Liu Yihui
School of Computer Science and Information Technology, Shandong Institute of Light Industry, Shandong, China.
Comput Biol Med. 2009 Sep;39(9):818-23. doi: 10.1016/j.compbiomed.2009.06.012. Epub 2009 Jul 30.
Mass spectrometry is being used to generate protein profiles from human serum, and proteomic data obtained from mass spectrometry have attracted great interest for the detection of early stage cancer.

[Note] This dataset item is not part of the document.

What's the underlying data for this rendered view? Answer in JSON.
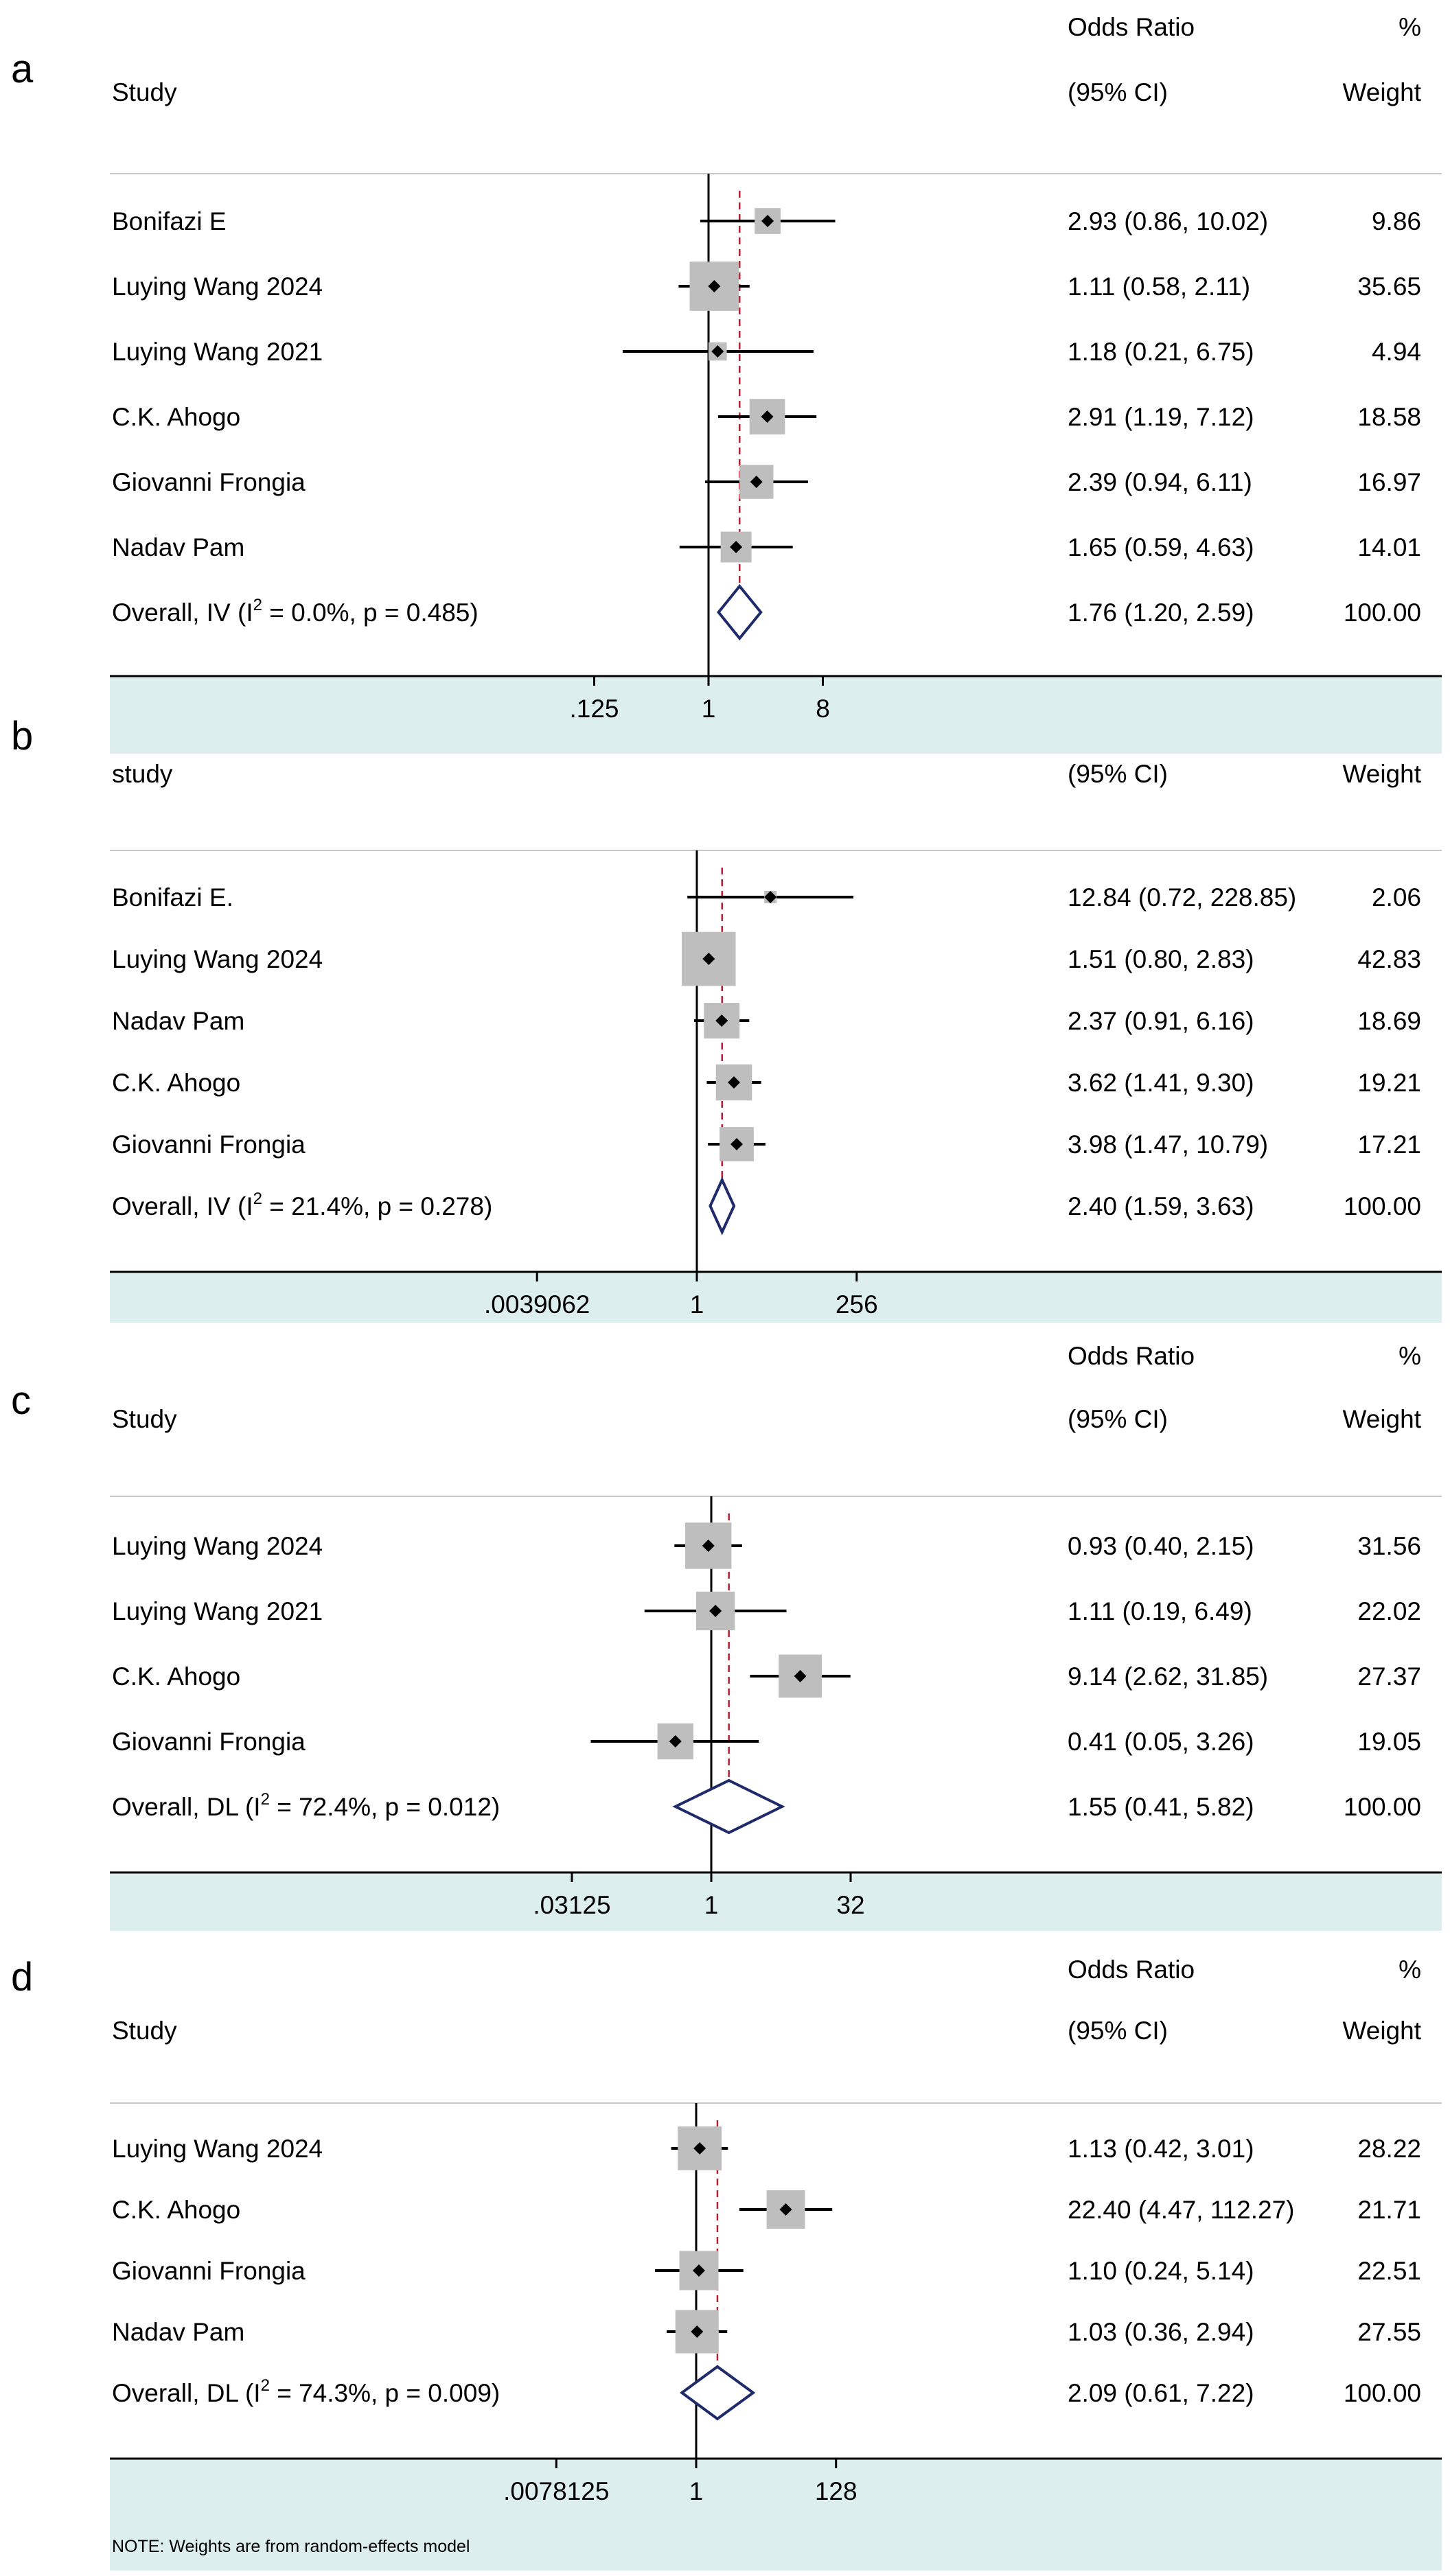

However, high dimensional mass spectrometry data cause considerable challenges. In this paper we propose a feature extraction algorithm based on wavelet analysis for high dimensional mass spectrometry data. A set of wavelet detail coefficients at different scale is used to detect the transient changes of mass spectrometry data. The experiments are performed on 2 datasets. A highly competitive accuracy, compared with the best performance of other kinds of classification models, is achieved. Experimental results show that the wavelet detail coefficients are efficient way to characterize features of high dimensional mass spectra and reduce the dimensionality of high dimensional mass spectra.
质谱分析法正被用于从人血清中生成蛋白质谱,并且从质谱分析法获得的蛋白质组学数据在早期癌症检测方面引起了极大关注。然而,高维质谱数据带来了相当大的挑战。在本文中,我们针对高维质谱数据提出了一种基于小波分析的特征提取算法。利用一组不同尺度下的小波细节系数来检测质谱数据的瞬态变化。实验在两个数据集上进行。与其他类型分类模型的最佳性能相比,实现了极具竞争力的准确率。实验结果表明,小波细节系数是表征高维质谱特征并降低高维质谱维度的有效方法。